2017, année charnière pour la banque de détail ? Elle a en tout cas été marquée par l’arrivée sur le marché français de nouveaux acteurs, pour la plupart extra-bancaires : Orange Bank, C-zam, N26, Revolut, Morning… Des entrants qui ont en commun de proposer une forme renouvelée de relation bancaire, centrée sur le mobile, en temps réel et à bas coût. Cette évolution est-elle de nature à chambouler le marché de la banque au quotidien ? Difficile à dire à long terme. A court terme, en revanche, ces nouveaux acteurs souffrent d’un lourd handicap : une notoriété quasi-inexistante, qui touche même les plus anciens d’entre eux.

Dans son étude récente sur les comportements bancaires en France (1), le cabinet de conseil Bain & Company a ainsi cité à son panel les noms de 17 sociétés du secteur financier considérées comme innovantes, anciennes et nouvelles. Bilan : seul PayPal, le pionnier états-unien du paiement en ligne, s’en sort avec les honneurs. 81% des sondés connaissent la marque, et un quart environ l’a déjà utilisé. Son équivalent français, Paylib, lancé en septembre 2013, a encore du chemin à faire : certes, 27% des clients bancaires connaissent la marque, mais moins de 0,5% l’ont déjà utilisé.

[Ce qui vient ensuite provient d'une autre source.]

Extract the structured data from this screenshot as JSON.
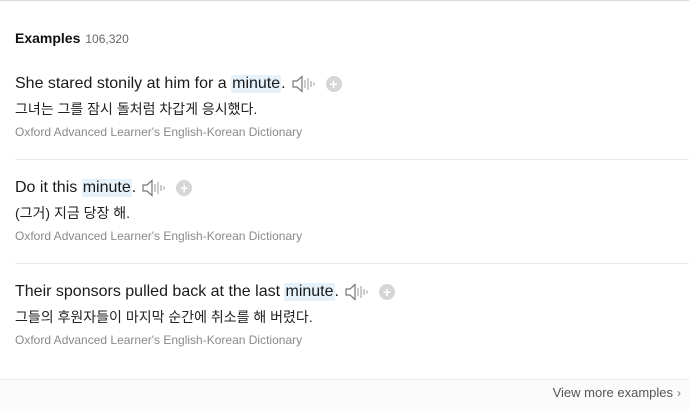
{
  "header": {
    "title": "Examples",
    "count": "106,320"
  },
  "examples": [
    {
      "pre": "She stared stonily at him for a ",
      "highlight": "minute",
      "post": ".",
      "translation": "그녀는 그를 잠시 돌처럼 차갑게 응시했다.",
      "source": "Oxford Advanced Learner's English-Korean Dictionary"
    },
    {
      "pre": "Do it this ",
      "highlight": "minute",
      "post": ".",
      "translation": "(그거) 지금 당장 해.",
      "source": "Oxford Advanced Learner's English-Korean Dictionary"
    },
    {
      "pre": "Their sponsors pulled back at the last ",
      "highlight": "minute",
      "post": ".",
      "translation": "그들의 후원자들이 마지막 순간에 취소를 해 버렸다.",
      "source": "Oxford Advanced Learner's English-Korean Dictionary"
    }
  ],
  "icons": {
    "speaker": "speaker-icon",
    "add": "plus-circle-icon",
    "chevron": "chevron-right-icon"
  },
  "plus_symbol": "+",
  "footer": {
    "view_more": "View more examples",
    "chevron": "›"
  },
  "colors": {
    "highlight": "#e6f2fb",
    "source_text": "#8a8a8a",
    "icon_gray": "#d6d6d6"
  }
}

C’est moins par exemple que le service de cagnotte en ligne Leetchi, qu’entre 1% et 1,5% des sondés ont testé.

Seul le Compte Nickel a percé

Du côté des néobanques, seul Compte Nickel a fait une petite percée dans le grand public : 20% des sondés connaissent le produit, et entre 0,5% et 1% l’ont déjà utilisé. Les autres néobanques (2) restent quasi-inconnues et encore plus rarement utilisées : 3% connaissent N26 et 2% Morning, et moins de 0,5% y ont ouvert un compte. Même constat pour les outils digitaux : moins de 5% des sondés connaissent Fiduceo, Bankin’, Linxo ou Yomoni, et moins de 0,5% les utilisent.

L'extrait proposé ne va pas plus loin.